To a remarkable extent the filmscript of Tender is the Night, which Malcolm Lowry wrote in 1949-50 with the help of Margerie Bonner Lowry, is less an adaptation of F. Scott Fitzgerald's novel than an extension of Lowry's own fiction. As Miguel Mota and Paul Tiessen show, Malcolm Lowry's script contains important passages which are really "cinematic" restatements of parts of Lowry's novel Lunar Caustic, and of short stories such as "Through the Panama" and "Strange Comfort Afforded by the Profession."
The editors note also the many direct and indirect allusions to elements from Lowry's master-work, Under the Volcano (1947), a novel that is regarded by many critics as one of the most "cinematic" prose works of the twentieth century.
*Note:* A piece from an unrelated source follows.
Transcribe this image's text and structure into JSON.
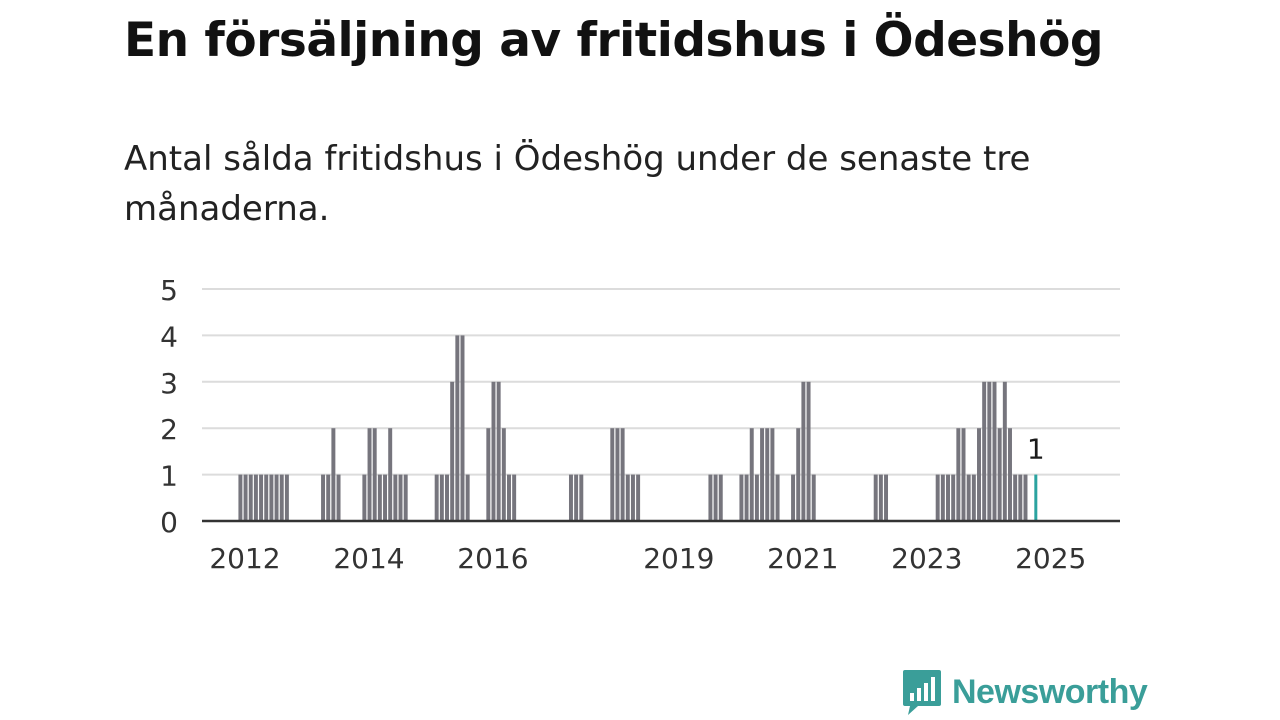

A close study of the text reveals that Lowry took on the Tender is the Night project partly as a means of reopening his Under the Volcano narrative, of re-exploring its plot and problems and its characters and themes, and of carrying as far as possible the "cinematic" style he had begun to examine in that work.
Lowry's Tender is the Night manuscript is important, then, not only as a completed, 455-page text in its own right but also as a text having a direct bearing on Lowry's own reading of Under the Volcano and of his sense of artistic direction after that work. Indeed, the editors consider the significance of the filmscript as a key - hitherto almost entirely overlooked - to understanding his projected multiple volume work, The Voyage That Never Ends.
This scholarly edition of Lowry's script presents 38 passages of varying length - from less than one page to over 100 pages - in which Lowry writes with a freedom and creativity that lead to a text narratively and stylistically quite separate and distinct from Fitzgerald's original. It excludes passages where Lowry adheres more or less slavishly, at 37 intervals, to Fitzgeralds' novel, though it provides brief narrative summaries of and comments on those omitted sections.
Lowry's achievement in his filmscript demonstrates the nature of his life-long commitment to and extensive knowledge of the international cinema from the 1910s to the 1950s and also the nature of his view of the novelist's responsibility to participate in the development of film as an art.
The script also illustrates Lowry's relationship with F. Scott Fitzgerald as one in a series of literary kinships, and as the editors point out, the work becomes a criticism and analysis of both Fitzgerald's novel and of Fitzgerald himself.
Miguel Mota (editor) is a doctoral candidate in the Department of English at Queen's University and co-editor, with Paul Tiessen, of a series of manuscripts by Lowry's friend, novelist, and radio-dramatist, Gerald Noxon. Paul Tiessen (editor) is a professor in the Department of English and the co-ordinator of communication studies at Wilfrid Laurier University. He is also editor of The Malcolm Lowry Review.
This volume is an important addition to the published Lowry canon, exposing a major link between his cinematically conceived masterpiece and the montage and experimentalism of his late fiction.
Hollywood's loss is our gain. Lowry has written a movie-novel rather than a shooting script for a movie. It is breathtaking prose, a fascinating mixture of Russian montage, German expressionism, and music by Bix Beiderbecke.
The screenplay is crammed with luscious detail about Paris, New York, a French freighter at sea, the beach at Antibes. Lowry's style, freshly honed on the Dantesque bulk of his greatest novel, is so visual it situates us directly in the midst of a three-dimensional whirl of activity.